While air quality in China has drawn attention as an international issue, indoor air pollution remains a serious health threat. In 2007, a controversial World Bank study blamed indoor air pollution for 300,000 premature deaths in China per year.

Urban cooking

Tu said that although most of the problems with coal stoves for cooking are in rural areas, a significant number remain in cities other than Beijing, where air quality rules have grown increasingly strict.

"They haven't been entirely eliminated for low-income families because coal is still very cheap to use," he said. Even some low-end restaurants in urban areas continue to cook with coal, said Tu.

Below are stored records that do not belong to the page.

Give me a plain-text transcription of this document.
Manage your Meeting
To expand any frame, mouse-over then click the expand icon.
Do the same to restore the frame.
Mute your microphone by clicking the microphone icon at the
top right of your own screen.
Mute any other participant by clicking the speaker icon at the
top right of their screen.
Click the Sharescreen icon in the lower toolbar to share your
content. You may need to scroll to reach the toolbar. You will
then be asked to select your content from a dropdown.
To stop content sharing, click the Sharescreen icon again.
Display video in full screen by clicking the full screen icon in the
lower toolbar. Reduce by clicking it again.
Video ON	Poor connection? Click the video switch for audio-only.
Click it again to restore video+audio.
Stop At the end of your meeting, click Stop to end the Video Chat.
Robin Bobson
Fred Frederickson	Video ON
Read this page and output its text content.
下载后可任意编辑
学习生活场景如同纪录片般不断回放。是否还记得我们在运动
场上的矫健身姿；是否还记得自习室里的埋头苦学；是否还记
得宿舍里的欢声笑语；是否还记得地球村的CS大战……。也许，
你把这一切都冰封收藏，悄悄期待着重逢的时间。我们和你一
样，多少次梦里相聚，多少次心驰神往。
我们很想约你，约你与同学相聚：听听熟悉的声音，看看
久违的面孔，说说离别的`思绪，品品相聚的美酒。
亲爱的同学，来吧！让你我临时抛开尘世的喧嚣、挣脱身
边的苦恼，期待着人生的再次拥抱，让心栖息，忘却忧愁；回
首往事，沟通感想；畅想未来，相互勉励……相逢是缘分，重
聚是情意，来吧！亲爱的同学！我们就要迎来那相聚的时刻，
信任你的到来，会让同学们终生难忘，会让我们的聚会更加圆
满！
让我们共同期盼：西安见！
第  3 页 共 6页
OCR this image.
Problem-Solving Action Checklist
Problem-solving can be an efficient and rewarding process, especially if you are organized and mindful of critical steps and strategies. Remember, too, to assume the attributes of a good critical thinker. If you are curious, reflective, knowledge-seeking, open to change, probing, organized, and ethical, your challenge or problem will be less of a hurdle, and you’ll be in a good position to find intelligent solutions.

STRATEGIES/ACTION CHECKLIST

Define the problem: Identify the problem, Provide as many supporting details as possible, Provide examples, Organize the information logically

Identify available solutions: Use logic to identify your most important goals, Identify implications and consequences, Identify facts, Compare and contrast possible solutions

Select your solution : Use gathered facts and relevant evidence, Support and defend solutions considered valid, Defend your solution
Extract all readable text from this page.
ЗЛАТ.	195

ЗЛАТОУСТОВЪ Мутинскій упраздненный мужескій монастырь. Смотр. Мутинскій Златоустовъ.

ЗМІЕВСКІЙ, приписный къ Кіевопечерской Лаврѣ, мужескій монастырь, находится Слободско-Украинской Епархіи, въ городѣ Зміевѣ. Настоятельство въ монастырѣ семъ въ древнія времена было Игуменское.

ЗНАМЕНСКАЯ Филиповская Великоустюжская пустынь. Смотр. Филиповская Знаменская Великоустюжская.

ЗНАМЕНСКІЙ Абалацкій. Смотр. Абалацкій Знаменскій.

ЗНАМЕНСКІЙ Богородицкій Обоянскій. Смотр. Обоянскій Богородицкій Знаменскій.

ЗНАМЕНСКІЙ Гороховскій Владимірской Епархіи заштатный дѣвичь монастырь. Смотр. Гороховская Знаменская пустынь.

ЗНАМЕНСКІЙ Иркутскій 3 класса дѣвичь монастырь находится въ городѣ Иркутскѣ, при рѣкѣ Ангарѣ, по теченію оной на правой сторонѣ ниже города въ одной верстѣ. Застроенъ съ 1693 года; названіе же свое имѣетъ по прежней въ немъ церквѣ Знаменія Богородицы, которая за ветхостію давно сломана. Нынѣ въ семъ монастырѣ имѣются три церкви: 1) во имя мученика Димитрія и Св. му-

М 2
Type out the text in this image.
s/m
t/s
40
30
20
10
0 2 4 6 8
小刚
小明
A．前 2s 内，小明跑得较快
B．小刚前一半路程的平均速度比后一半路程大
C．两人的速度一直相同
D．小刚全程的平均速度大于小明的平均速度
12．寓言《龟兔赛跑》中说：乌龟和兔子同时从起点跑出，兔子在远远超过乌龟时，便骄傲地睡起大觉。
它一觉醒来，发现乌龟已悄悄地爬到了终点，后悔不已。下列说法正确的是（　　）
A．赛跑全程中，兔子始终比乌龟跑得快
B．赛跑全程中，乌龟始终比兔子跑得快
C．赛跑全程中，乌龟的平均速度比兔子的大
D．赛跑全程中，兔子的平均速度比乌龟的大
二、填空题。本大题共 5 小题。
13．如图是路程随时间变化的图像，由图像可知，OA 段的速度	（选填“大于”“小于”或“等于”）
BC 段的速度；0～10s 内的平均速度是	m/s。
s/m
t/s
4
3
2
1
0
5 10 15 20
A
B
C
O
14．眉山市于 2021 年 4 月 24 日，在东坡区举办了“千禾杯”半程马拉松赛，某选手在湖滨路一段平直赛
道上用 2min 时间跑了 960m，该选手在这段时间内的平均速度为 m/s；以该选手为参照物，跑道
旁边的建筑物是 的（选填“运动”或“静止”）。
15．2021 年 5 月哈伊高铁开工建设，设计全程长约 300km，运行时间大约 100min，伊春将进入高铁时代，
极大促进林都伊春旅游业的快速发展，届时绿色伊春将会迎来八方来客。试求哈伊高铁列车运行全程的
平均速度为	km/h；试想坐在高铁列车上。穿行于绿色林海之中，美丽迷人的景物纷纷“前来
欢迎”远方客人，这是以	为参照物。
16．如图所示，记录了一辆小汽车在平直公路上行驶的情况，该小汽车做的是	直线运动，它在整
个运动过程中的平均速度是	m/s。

Coal briquette stoves were still used for heat in poorer neighborhoods of Beijing as recently as last winter, despite subsidized electricity programs, according to the official English-language China Daily.

In April, the city announced it would "bid farewell to coal burning" with a new five-year clean air action plan, but thermal power plants are still expected to use coal.

Although the IEA projections of those without clean cooking facilities in 2030 are large, they reflect a "new policies scenario" that assumes current programs and plans will be implemented.

The scenario calls for U.S. $21 billion in investment to provide cleaner cooking fuel for 860 million people worldwide over the next two decades.

Solutions include advanced biomass cookstoves, which would cost about U.S. $50 each (318 yuan), and bottled gas stoves, costing about U.S. $60 (383 yuan) with a fuel tank, the IEA said.

China has also been a leader in using biogas replacements for cooking with 5 million installations last year, the study said.

The government has supported programs to use methane as a cooking fuel replacement for straw and wood in rural areas for several years. In western Gansu province, for example, authorities have given farmers materials to build methane gas ponds utilizing pig wastes, the official Xinhua news agency said in 2005.

More recently in August, the Ministry of Health said it had replaced over 1.5 million old fashioned open top cooking stoves under a government program during the previous 31 months. The older unvented stoves emit fluorine and arsenic from coal burning indoors.

Under the program, residents were given subsidies to buy enclosed stoves with flues to the outside, Xinhua said.

High-polluting coal remains China's main fuel source, accounting for 71 percent of total energy consumption, according to U.S. Department of Energy estimates. In the first half of the year, coal production climbed 12.7 percent to 1.77 billion tons, the China National Coal Association said.